Получивши во время нашего наступления на Австрию австрийских военнопленных для сельскохозяйственных работ, он очень прилично обставил их и в смысле питания, и в смысле помещения. Заведующая нашим молочным хозяйством даже негодовала на него за то, что он так много требует молока, творога и масла для «своих» пленных.
Кроме управления Бабушкиным Хутором, на матери лежали заботы и о наших одесских дачах на берегу моря (летом находящиеся там домики сдавались внаем), и о даче на Каменном Острове под Петербургом.
Не могу не признаться, что впоследствии, когда мы были освобождены революцией от всякой собственности, я почувствовала большое, искреннее облегчение.
В начале войны одно большое французское торговое судно «Портюгаль» застряло в Черном море и стояло в Одесском порту. В 1915 году оно было переоборудовано для перевозки раненых с Турецкого фронта на Кавказ. Анна очень любила море, а особенно «наше Черное море», как мы с детства его называли. Плавать и нырять она умела как рыба. Она попросилась на «Портюгаль» и была назначена туда старшей сестрой.
Зиму 1915—1916 года мы провели в Одессе: мать моя с Катрусей и Юриными детьми на даче, а я с Надей и мальчиками Сомовыми в городе, на Пироговской улице. Анна со своим отрядом сестер жили уже на своем судне, готовые к отплытию и скучающие в своем бездействии. Анна организовала с ними шитье белья для армии и всячески развлекала их. Часто она в сопровождении нескольких сестер приезжала к нашим на дачу. Иногда, отпустив их по домам, и без них приезжала навещать нас. (
Называла она их своими дочками, и действительно в ее отношении к ним чувствовалось что-то материнское. За это время и они успели полюбить ее. Наконец «Портюгаль» вышел в море.

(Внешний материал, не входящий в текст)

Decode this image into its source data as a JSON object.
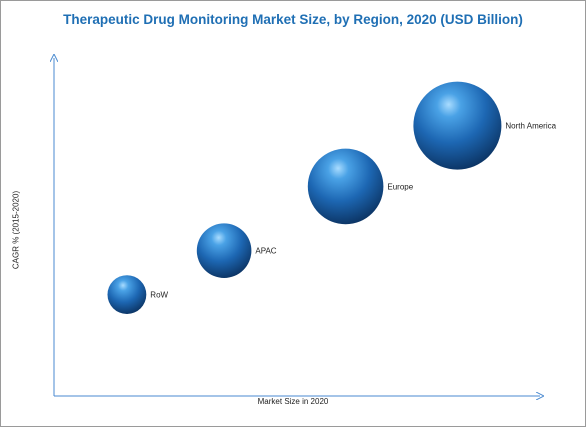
{
  "chart_data": {
    "type": "bubble",
    "title": "Therapeutic Drug Monitoring Market Size, by Region, 2020 (USD Billion)",
    "xlabel": "Market Size in 2020",
    "ylabel": "CAGR % (2015-2020)",
    "grid": false,
    "axes_ticks": false,
    "bubble_color": "#1e5a9c",
    "points": [
      {
        "label": "RoW",
        "x": 0.15,
        "y": 0.3,
        "size": 0.22
      },
      {
        "label": "APAC",
        "x": 0.35,
        "y": 0.43,
        "size": 0.31
      },
      {
        "label": "Europe",
        "x": 0.6,
        "y": 0.62,
        "size": 0.43
      },
      {
        "label": "North America",
        "x": 0.83,
        "y": 0.8,
        "size": 0.5
      }
    ]
  }
}
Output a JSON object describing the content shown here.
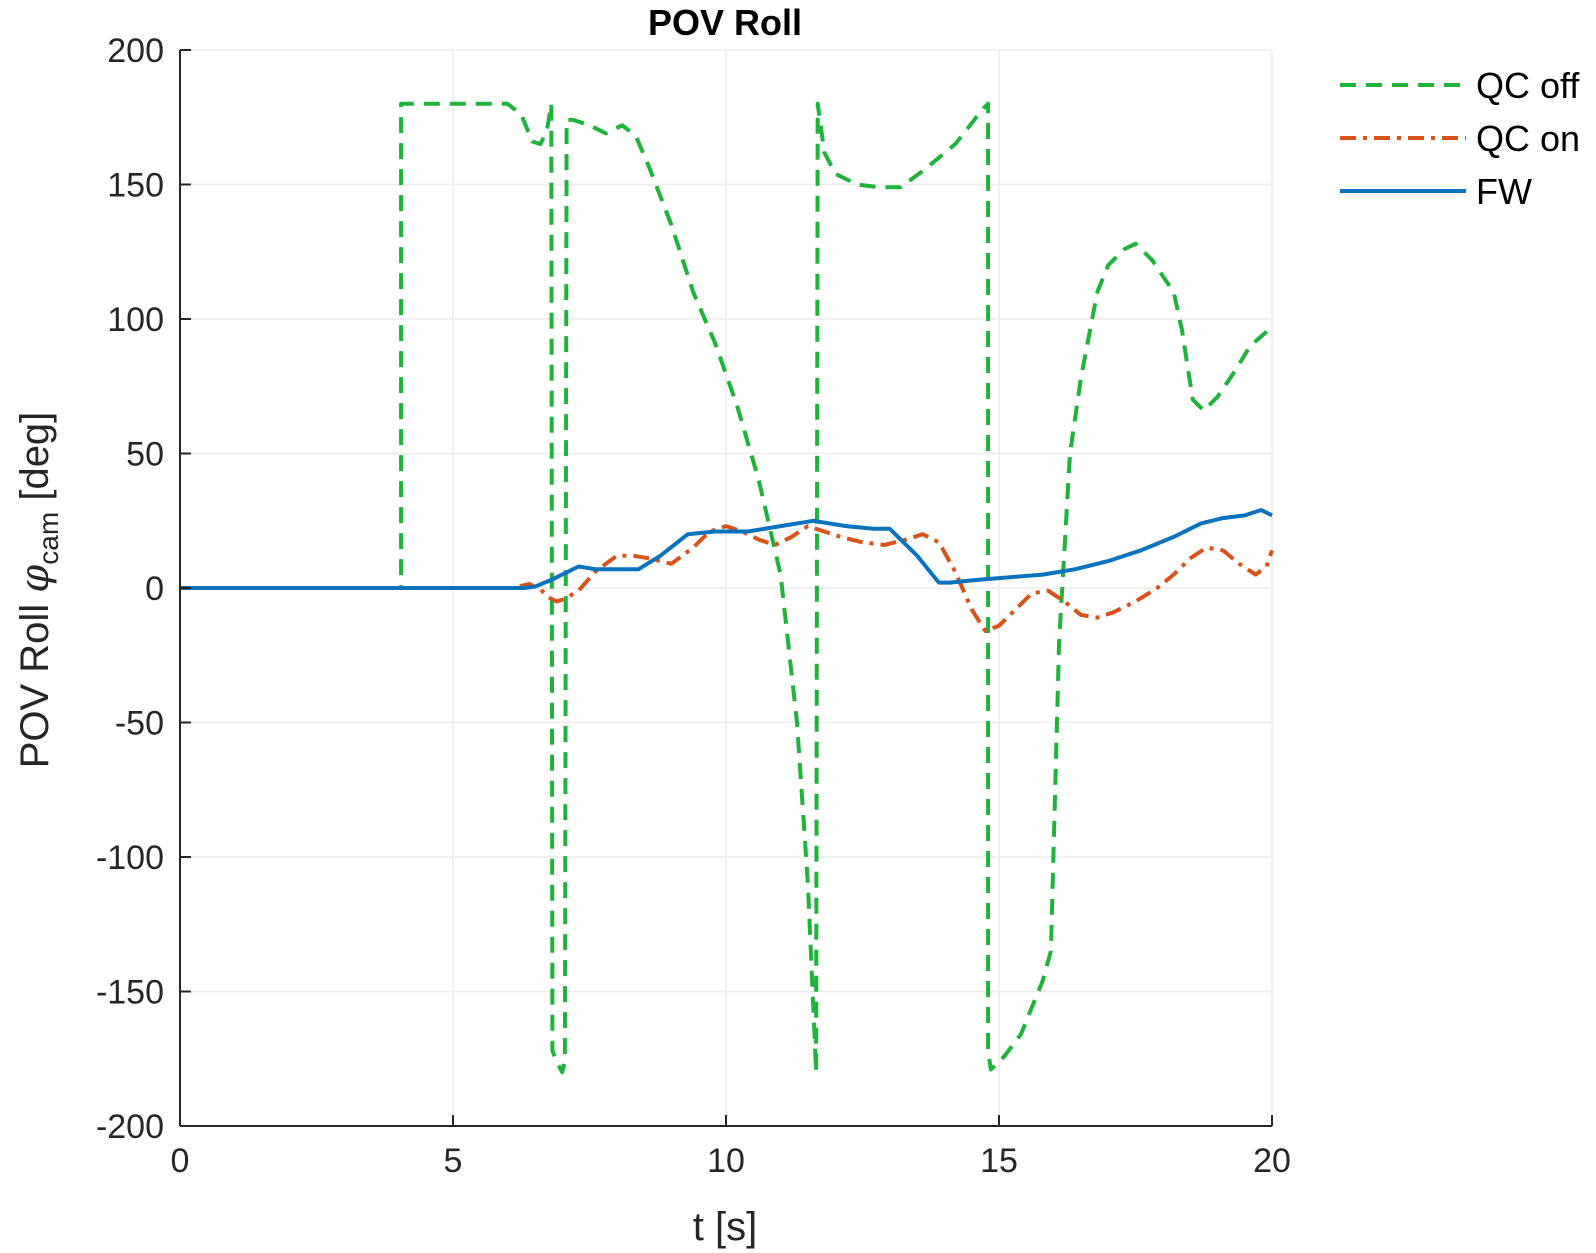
{
  "chart_data": {
    "type": "line",
    "title": "POV Roll",
    "xlabel": "t [s]",
    "ylabel": {
      "prefix": "POV Roll ",
      "symbol": "φ",
      "subscript": "cam",
      "suffix": " [deg]"
    },
    "xlim": [
      0,
      20
    ],
    "ylim": [
      -200,
      200
    ],
    "xticks": [
      0,
      5,
      10,
      15,
      20
    ],
    "xtick_labels": [
      "0",
      "5",
      "10",
      "15",
      "20"
    ],
    "yticks": [
      200,
      150,
      100,
      50,
      0,
      -50,
      -100,
      -150,
      -200
    ],
    "ytick_labels": [
      "200",
      "150",
      "100",
      "50",
      "0",
      "-50",
      "-100",
      "-150",
      "-200"
    ],
    "grid": true,
    "legend_position": "top-right, outside",
    "series": [
      {
        "name": "QC off",
        "color": "#1fb33a",
        "style": "dashed",
        "points": [
          [
            0,
            0
          ],
          [
            4.05,
            0
          ],
          [
            4.05,
            180
          ],
          [
            6.0,
            180
          ],
          [
            6.25,
            176
          ],
          [
            6.45,
            166
          ],
          [
            6.6,
            165
          ],
          [
            6.72,
            170
          ],
          [
            6.8,
            180
          ],
          [
            6.82,
            -172
          ],
          [
            6.9,
            -176
          ],
          [
            7.0,
            -180
          ],
          [
            7.05,
            -176
          ],
          [
            7.08,
            174
          ],
          [
            7.2,
            174
          ],
          [
            7.5,
            172
          ],
          [
            7.8,
            169
          ],
          [
            8.1,
            172
          ],
          [
            8.35,
            168
          ],
          [
            8.6,
            156
          ],
          [
            9.0,
            135
          ],
          [
            9.4,
            110
          ],
          [
            9.8,
            91
          ],
          [
            10.2,
            68
          ],
          [
            10.6,
            40
          ],
          [
            11.0,
            5
          ],
          [
            11.3,
            -50
          ],
          [
            11.5,
            -110
          ],
          [
            11.65,
            -180
          ],
          [
            11.68,
            180
          ],
          [
            11.8,
            162
          ],
          [
            12.0,
            154
          ],
          [
            12.4,
            150
          ],
          [
            12.8,
            149
          ],
          [
            13.2,
            149
          ],
          [
            13.6,
            155
          ],
          [
            14.2,
            165
          ],
          [
            14.7,
            178
          ],
          [
            14.8,
            180
          ],
          [
            14.8,
            -172
          ],
          [
            14.85,
            -179
          ],
          [
            15.1,
            -174
          ],
          [
            15.4,
            -166
          ],
          [
            15.8,
            -146
          ],
          [
            15.95,
            -135
          ],
          [
            16.1,
            -20
          ],
          [
            16.3,
            50
          ],
          [
            16.5,
            78
          ],
          [
            16.8,
            110
          ],
          [
            17.0,
            120
          ],
          [
            17.3,
            126
          ],
          [
            17.5,
            128
          ],
          [
            17.8,
            122
          ],
          [
            18.2,
            110
          ],
          [
            18.35,
            96
          ],
          [
            18.55,
            70
          ],
          [
            18.75,
            66
          ],
          [
            19.0,
            71
          ],
          [
            19.3,
            80
          ],
          [
            19.6,
            90
          ],
          [
            20.0,
            97
          ]
        ]
      },
      {
        "name": "QC on",
        "color": "#d95319",
        "style": "dashdot",
        "points": [
          [
            0,
            0
          ],
          [
            6.1,
            0
          ],
          [
            6.4,
            1.5
          ],
          [
            6.6,
            -0.5
          ],
          [
            6.75,
            -3.5
          ],
          [
            6.9,
            -5
          ],
          [
            7.05,
            -4
          ],
          [
            7.3,
            -1
          ],
          [
            7.6,
            6
          ],
          [
            8.0,
            12
          ],
          [
            8.3,
            12
          ],
          [
            8.6,
            11
          ],
          [
            9.0,
            9
          ],
          [
            9.4,
            15
          ],
          [
            9.7,
            21
          ],
          [
            10.0,
            23
          ],
          [
            10.3,
            21
          ],
          [
            10.6,
            18
          ],
          [
            10.9,
            16
          ],
          [
            11.2,
            19
          ],
          [
            11.5,
            23
          ],
          [
            11.8,
            21
          ],
          [
            12.1,
            19
          ],
          [
            12.5,
            17
          ],
          [
            12.9,
            16
          ],
          [
            13.3,
            18
          ],
          [
            13.6,
            20
          ],
          [
            13.9,
            17
          ],
          [
            14.2,
            6
          ],
          [
            14.5,
            -8
          ],
          [
            14.75,
            -16
          ],
          [
            15.0,
            -14
          ],
          [
            15.3,
            -8
          ],
          [
            15.6,
            -2
          ],
          [
            15.9,
            -1
          ],
          [
            16.2,
            -5
          ],
          [
            16.5,
            -10
          ],
          [
            16.8,
            -11
          ],
          [
            17.1,
            -9
          ],
          [
            17.5,
            -5
          ],
          [
            17.9,
            0
          ],
          [
            18.2,
            5
          ],
          [
            18.5,
            11
          ],
          [
            18.8,
            15
          ],
          [
            19.1,
            14
          ],
          [
            19.4,
            9
          ],
          [
            19.7,
            5
          ],
          [
            19.9,
            8
          ],
          [
            20.0,
            14
          ]
        ]
      },
      {
        "name": "FW",
        "color": "#0b72bd",
        "style": "solid",
        "points": [
          [
            0,
            0
          ],
          [
            6.3,
            0
          ],
          [
            6.5,
            0.5
          ],
          [
            6.8,
            3
          ],
          [
            7.0,
            5
          ],
          [
            7.3,
            8
          ],
          [
            7.6,
            7
          ],
          [
            8.0,
            7
          ],
          [
            8.4,
            7
          ],
          [
            8.8,
            12
          ],
          [
            9.3,
            20
          ],
          [
            9.8,
            21
          ],
          [
            10.4,
            21
          ],
          [
            11.0,
            23
          ],
          [
            11.6,
            25
          ],
          [
            12.2,
            23
          ],
          [
            12.7,
            22
          ],
          [
            13.0,
            22
          ],
          [
            13.5,
            12
          ],
          [
            13.9,
            2
          ],
          [
            14.1,
            2
          ],
          [
            14.6,
            3
          ],
          [
            15.2,
            4
          ],
          [
            15.8,
            5
          ],
          [
            16.4,
            7
          ],
          [
            17.0,
            10
          ],
          [
            17.6,
            14
          ],
          [
            18.2,
            19
          ],
          [
            18.7,
            24
          ],
          [
            19.1,
            26
          ],
          [
            19.5,
            27
          ],
          [
            19.8,
            29
          ],
          [
            20.0,
            27
          ]
        ]
      }
    ]
  }
}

В начале 1916 года, я схватила где-то дифтерит. Благодаря быстро вспрыснутой сыворотке, я легко перенесла его; только долго пришлось мне быть изолированной в своей комнате. Ко мне была вхожа лишь добрая и всегда самоотверженная Еленочка. Никто от меня не заразился. В своем одиночестве я, с одной стороны, занималась кое-каким шитьем для бедных, а с другой – задумала пересмотреть мысленно и записать свое миросозерцание, вернее, нечто из него. Записки эти, к сожалению, у меня не сохранились (как, впрочем, и все, что мне принадлежало в то время). Когданибудь я примусь и за эту работу, а сейчас буду продолжать повествование о событиях в нашей семье.
30. Новое горе – гибель «Портюгаля»
Во все продолжение войны кроме утренних газет среди дня издавались добавочные листки. Мальчики-газетчики бегали по улицам и выкрикивали вкратце их содержание. Утром 16-го апреля, будучи вне дома, я услышала: «Гибель госпитального судна „Портюгаль“». Я тут же купила листок и прочла, что германская подводная мина потопила «Портюгаль», что на судне в этот момент раненых не было, что много погибших, среди них старшая сестра Мейендорф. Я бросилась домой, оттуда вместе с Надей Сомовой в Одесскую Касперовскую Общину. (Почти все сестры «Портюгаля» были из этой Общины). Там уже было получено официальное подтверждение этого факта. Тогда я и Сомовы поспешили на дачу, чтобы сколь возможно осторожнее сообщить это горе моей матери. Решили сказать ей лишь после дневного обеда. Она только что вернулась со своей утренней прогулки: ее почему-то в этот день потянуло к самому берегу моря.
Постепенно, отчасти из газет, а отчасти от спасшихся и вернувшихся в Одессу лиц, узнавали мы подробности этого преступного акта немецкого командования. К восьми часам утра 16-го марта «Портюгаль» стал на якорь на очень большой глубине, не дойдя до малоазийского берега. Необходимо было сделать какие-то починки на баржах, которые он вел на буксире. Эти баржи служили для перевозки раненых с берега на судно в тех портах, где глубоко сидящий большой пароход не мог подойти к берегу вплотную. Весь медицинский персонал стоял на палубе и любовался видневшимся берегом.